Below is the attached code (I have trained the QAT model using PyTorch lightning but the issue arises when I try to load it)
Training Code
import torch
import pytorch_lightning as pl
from pytorch_lightning.callbacks import ModelCheckpoint
from pytorch_lightning.callbacks import QuantizationAwareTraining
class Module(pl.LightningModule):
def __init__(self, model):
super().__init__()
self.save_hyperparameters()
self.model = Model(3).to(device)
self.lr = lr
def forward(self, x):
return self.model(x)
def configure_optimizers(self):
return torch.optim.Adam(self.parameters(), lr=self.lr)
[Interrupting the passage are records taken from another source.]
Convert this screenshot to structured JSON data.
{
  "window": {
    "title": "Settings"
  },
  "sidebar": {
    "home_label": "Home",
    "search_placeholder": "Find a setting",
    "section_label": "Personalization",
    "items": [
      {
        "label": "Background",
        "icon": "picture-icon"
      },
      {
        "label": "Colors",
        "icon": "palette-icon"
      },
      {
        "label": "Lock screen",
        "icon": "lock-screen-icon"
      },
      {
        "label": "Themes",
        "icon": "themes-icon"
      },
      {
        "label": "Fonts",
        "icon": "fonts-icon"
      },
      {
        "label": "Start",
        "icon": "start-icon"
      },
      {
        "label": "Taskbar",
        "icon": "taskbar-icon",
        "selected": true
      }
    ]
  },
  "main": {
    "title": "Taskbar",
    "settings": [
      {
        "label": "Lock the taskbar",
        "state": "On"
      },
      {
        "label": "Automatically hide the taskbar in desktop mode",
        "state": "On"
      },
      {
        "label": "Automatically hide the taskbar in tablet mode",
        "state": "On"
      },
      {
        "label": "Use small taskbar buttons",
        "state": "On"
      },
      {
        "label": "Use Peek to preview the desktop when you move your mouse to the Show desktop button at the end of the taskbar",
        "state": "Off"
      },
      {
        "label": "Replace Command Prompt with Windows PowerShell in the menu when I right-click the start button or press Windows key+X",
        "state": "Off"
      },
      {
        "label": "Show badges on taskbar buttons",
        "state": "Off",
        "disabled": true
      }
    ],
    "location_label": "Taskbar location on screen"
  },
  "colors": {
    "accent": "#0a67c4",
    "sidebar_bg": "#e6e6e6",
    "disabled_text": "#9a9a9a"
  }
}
def training_step(self, batch, batch_idx):
lr, hr = batch
sr = self(lr)
loss = F.mse_loss(sr, hr, reduction="mean")
return loss
def validation_step(self, batch, batch_idx):
lr, hr = batch
sr = self(lr)
loss = F.mse_loss(sr, hr, reduction="mean")
return loss
def test_step(self, batch, batch_idx):
lr, hr = batch
sr = self(lr)
loss = F.mse_loss(sr, hr, reduction="mean")
return loss
if __name__ == '__main__':
scale_factor = 3
batch_size = 24
epochs = 1
lr = 1e-5
input_image_path = '....'
target_image_path = '....'
val_input_path = '....'
val_target_path = '...'
prev_ckpt_path = '...'
device = 'cpu' # Device kept as CPU for Quantisation Aware Training, as it doesnt support GPU
# Define model
model = SRModel(scale_factor).to('cpu')
module = Module(model).load_from_checkpoint(prev_ckpt_path)
# Setup dataloaders
train_dataset = CustomDataset(input_image_path, target_image_path)
training_dataloader = DataLoader(
dataset=train_dataset, num_workers=4, batch_size=batch_size, shuffle=True)
val_dataset = CustomDataset(val_input_path, val_target_path)
val_dataloader = DataLoader(
dataset=val_dataset, num_workers=4, batch_size=batch_size, shuffle=False)
checkpoint_callback = ModelCheckpoint(monitor='val_loss')
trainer = pl.Trainer(max_epochs=epochs, gpus=0, auto_lr_find=True,
logger= wandb_logger, progress_bar_refresh_rate = 3,
callbacks=[QuantizationAwareTraining(observer_type='histogram', input_compatible=True), checkpoint_callback])
trainer.fit(
module,
training_dataloader,
val_dataloader
)
trainer.save_checkpoint("Quantised.pth")
trainer.save_checkpoint("Quantised.ckpt")
And this is the inference code
Inference
class Module(pl.LightningModule):
def __init__(self, model):
super().__init__()
self.save_hyperparameters()
self.model = SRModel(3).to(device)
def forward(self, x):
return self.model(x)
prev_ckpt_path = '.....ckpt'
device = 'cpu'
# Define model
model = SRModel(3).to(device)
module = Module(model).load_from_checkpoint(prev_ckpt_path, strict=False)
RunTime Error: an exception occurred : (‘Copying from quantized Tensor to non-quantized Tensor is not allowed, please use dequantize to get a float Tensor from a quantized Tensor’,).